During my recent visit to deVere Switzerland’s Geneva office, I was invited by Swiss financial television station, Dukascopy TV, to discuss on-air the changes to the way tax residency status is determined in the UK.

The interviewer, Doireanne McDermott, started by asking about when and why these modifications came about.

I responded that it was as early as 2011 and that after the consultation period drew to a close in February this year, the new-style Statutory Residence Test (SRT) came into effect in the Finance Bill of 2013, on 6th April.

I highlighted that the UK tax authority, HMRC, say that they’ve designed this SRT, with its new set of criteria, to make deciphering who is and who isn’t liable for UK taxes more efficient.

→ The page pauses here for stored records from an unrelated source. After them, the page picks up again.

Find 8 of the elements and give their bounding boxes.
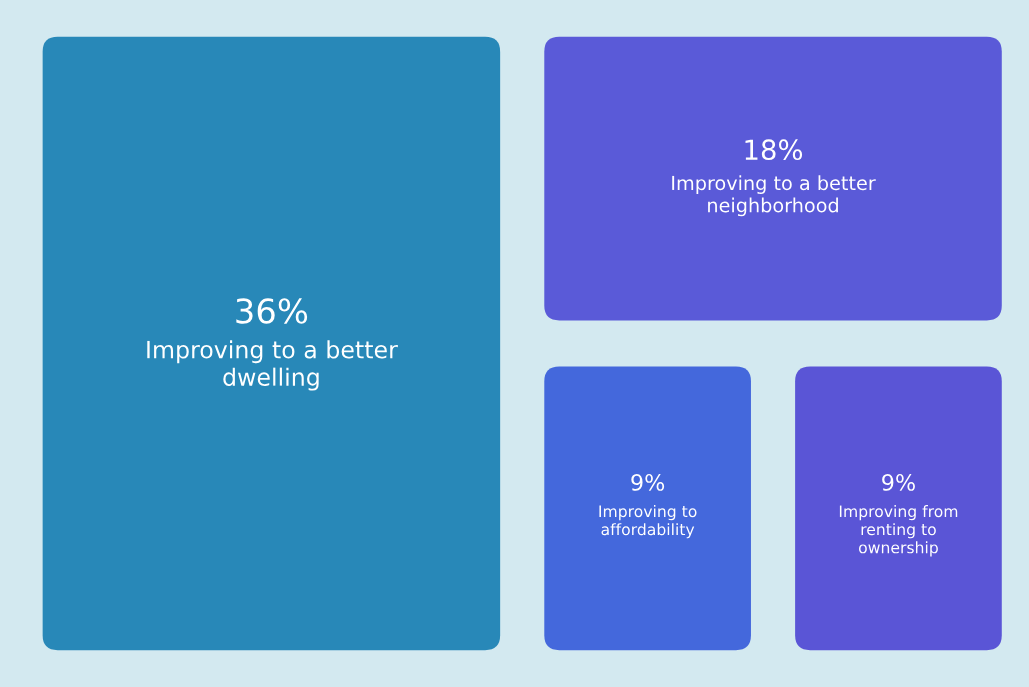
data-label: 9% <box>631 473 665 491</box>
data-label: 9% <box>882 473 915 491</box>
data-label: 36% <box>236 298 308 324</box>
category-label: Improving to affordability <box>599 505 697 539</box>
category-label: Improving to a better neighborhood <box>672 175 876 217</box>
category-label: Improving from renting to ownership <box>839 505 958 557</box>
data-label: 18% <box>745 139 803 161</box>
category-label: Improving to a better dwelling <box>147 340 398 391</box>
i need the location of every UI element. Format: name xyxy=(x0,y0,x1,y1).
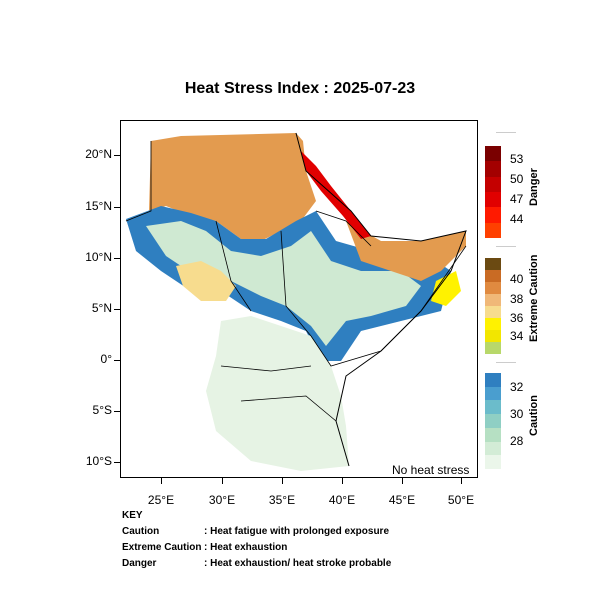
legend-swatch xyxy=(485,282,501,294)
legend-danger-colorbar xyxy=(485,146,501,238)
lat-tick xyxy=(114,155,120,156)
legend-swatch xyxy=(485,258,501,270)
legend-extreme-label: 40 xyxy=(510,272,524,286)
key-heading: KEY xyxy=(122,510,143,521)
legend-swatch xyxy=(485,400,501,415)
lat-tick xyxy=(114,258,120,259)
lon-label-50e: 50°E xyxy=(447,493,475,507)
key-row-danger: Danger : Heat exhaustion/ heat stroke pr… xyxy=(122,556,391,572)
legend-swatch xyxy=(485,146,501,162)
lat-label-20n: 20°N xyxy=(85,147,112,161)
legend-danger-label: 47 xyxy=(510,192,524,206)
lat-label-5s: 5°S xyxy=(92,403,112,417)
legend-swatch xyxy=(485,222,501,238)
legend-swatch xyxy=(485,207,501,223)
legend-swatch xyxy=(485,270,501,282)
lon-tick xyxy=(402,478,403,484)
legend-extreme-title: Extreme Caution xyxy=(528,254,540,342)
lat-tick xyxy=(114,462,120,463)
legend-caution-colorbar xyxy=(485,373,501,469)
legend-divider xyxy=(496,246,516,247)
heat-stress-map xyxy=(120,120,478,478)
legend-swatch xyxy=(485,342,501,354)
map-canvas xyxy=(125,132,467,471)
legend-divider xyxy=(496,362,516,363)
lon-tick xyxy=(222,478,223,484)
legend-swatch xyxy=(485,191,501,208)
caution-interior xyxy=(146,221,421,346)
legend-extreme-label: 38 xyxy=(510,292,524,306)
legend-caution-title: Caution xyxy=(528,395,540,436)
legend-caution-label: 30 xyxy=(510,407,524,421)
key-desc: : Heat exhaustion/ heat stroke probable xyxy=(204,558,392,569)
lat-tick xyxy=(114,360,120,361)
key-desc: : Heat exhaustion xyxy=(204,542,288,553)
legend-swatch xyxy=(485,386,501,401)
legend-swatch xyxy=(485,441,501,456)
key-term: Extreme Caution xyxy=(122,542,202,553)
horn-yellow xyxy=(431,271,461,306)
legend-danger-label: 44 xyxy=(510,212,524,226)
key-term: Caution xyxy=(122,526,160,537)
legend-danger-title: Danger xyxy=(528,168,540,206)
legend-danger-label: 53 xyxy=(510,152,524,166)
legend-swatch xyxy=(485,455,501,469)
lat-tick xyxy=(114,309,120,310)
lon-label-30e: 30°E xyxy=(208,493,236,507)
coastline xyxy=(295,132,467,467)
legend-swatch xyxy=(485,427,501,442)
lon-tick xyxy=(161,478,162,484)
lon-label-45e: 45°E xyxy=(388,493,416,507)
lat-label-0: 0° xyxy=(100,352,112,366)
lon-tick xyxy=(342,478,343,484)
legend-swatch xyxy=(485,306,501,318)
key-desc: : Heat fatigue with prolonged exposure xyxy=(204,526,390,537)
lon-label-25e: 25°E xyxy=(147,493,175,507)
map-title: Heat Stress Index : 2025-07-23 xyxy=(184,80,416,97)
lon-label-35e: 35°E xyxy=(268,493,296,507)
country-borders xyxy=(125,141,467,422)
lat-tick xyxy=(114,207,120,208)
legend-divider xyxy=(496,132,516,133)
legend-caution-label: 32 xyxy=(510,380,524,394)
key-row-caution: Caution : Heat fatigue with prolonged ex… xyxy=(122,524,391,540)
lon-tick xyxy=(461,478,462,484)
extreme-yellow-west xyxy=(176,261,236,301)
legend-extreme-label: 36 xyxy=(510,311,524,325)
legend-danger-label: 50 xyxy=(510,172,524,186)
lat-tick xyxy=(114,411,120,412)
lat-label-10n: 10°N xyxy=(85,250,112,264)
legend-extreme-label: 34 xyxy=(510,329,524,343)
legend-swatch xyxy=(485,176,501,192)
lat-label-10s: 10°S xyxy=(85,454,112,468)
legend-swatch xyxy=(485,414,501,428)
legend-caution-label: 28 xyxy=(510,434,524,448)
lat-label-15n: 15°N xyxy=(85,199,112,213)
lon-label-40e: 40°E xyxy=(328,493,356,507)
legend-extreme-colorbar xyxy=(485,258,501,354)
legend-swatch xyxy=(485,161,501,177)
lat-label-5n: 5°N xyxy=(91,301,112,315)
legend-swatch xyxy=(485,373,501,387)
legend-swatch xyxy=(485,318,501,330)
somalia-region xyxy=(346,221,466,281)
key-row-extreme: Extreme Caution : Heat exhaustion xyxy=(122,540,391,556)
lon-tick xyxy=(282,478,283,484)
danger-coast xyxy=(301,151,371,239)
legend-swatch xyxy=(485,330,501,342)
key-term: Danger xyxy=(122,558,157,569)
legend-swatch xyxy=(485,294,501,306)
east-africa-region xyxy=(206,316,349,471)
no-heat-stress-label: No heat stress xyxy=(392,463,470,477)
key-section: KEY Caution : Heat fatigue with prolonge… xyxy=(122,508,391,572)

I noted: “First and foremost it will be British people who will be most affected.  Official figures estimate that there are four and a half million British expats around the world…but those figures are likely to be much higher…But it’s not just people living internationally, it’s also those who are moving back to the UK as they could be deemed ‘resident’ even if they are of a different nationality.”

The host was keen to track the changes between the old and the new systems.  The previous one, I suggested, had been in many ways simpler because it was known, under those rules, that if you spent more than 183 days in the UK in any one tax year you were “by automation a tax resident” of Britain, and the same applied if you spent on average more than 90 days in the UK over a consecutive four year period.

The new SRT

The new regulations, I explained, not only take into account the amount of days you spend in the UK, but also analyse your “centre of influence.”

I said: “So, someone may be living overseas and obeying the 90 day tax rule, but [they could] have ‘too much of their lifestyle’ within the UK – whether that be their family, their home, their golf club membership, their bank accounts…their sphere of influence.”

The interview moved towards the practical considerations that people who might be affected by the changes should look at.

“The new scheme is more difficult as it requires a greater degree of planning,” I said.  And the challenging part is the connection or ties that could classify someone as a UK tax resident or not.

“Most people [who live overseas] when they see ‘accommodation’ on the SRT would think ‘I don’t own a house, so I’m OK with that one’.  But the rules suggest that if you have access to a property [through a family member, for example] for a period of time, it could be argued that you do in fact have your own home.”

These added features of the new SRT, I went on to say, make sitting down with a financial planner even more crucial in order to gauge what does and doesn’t classify someone as a UK tax resident.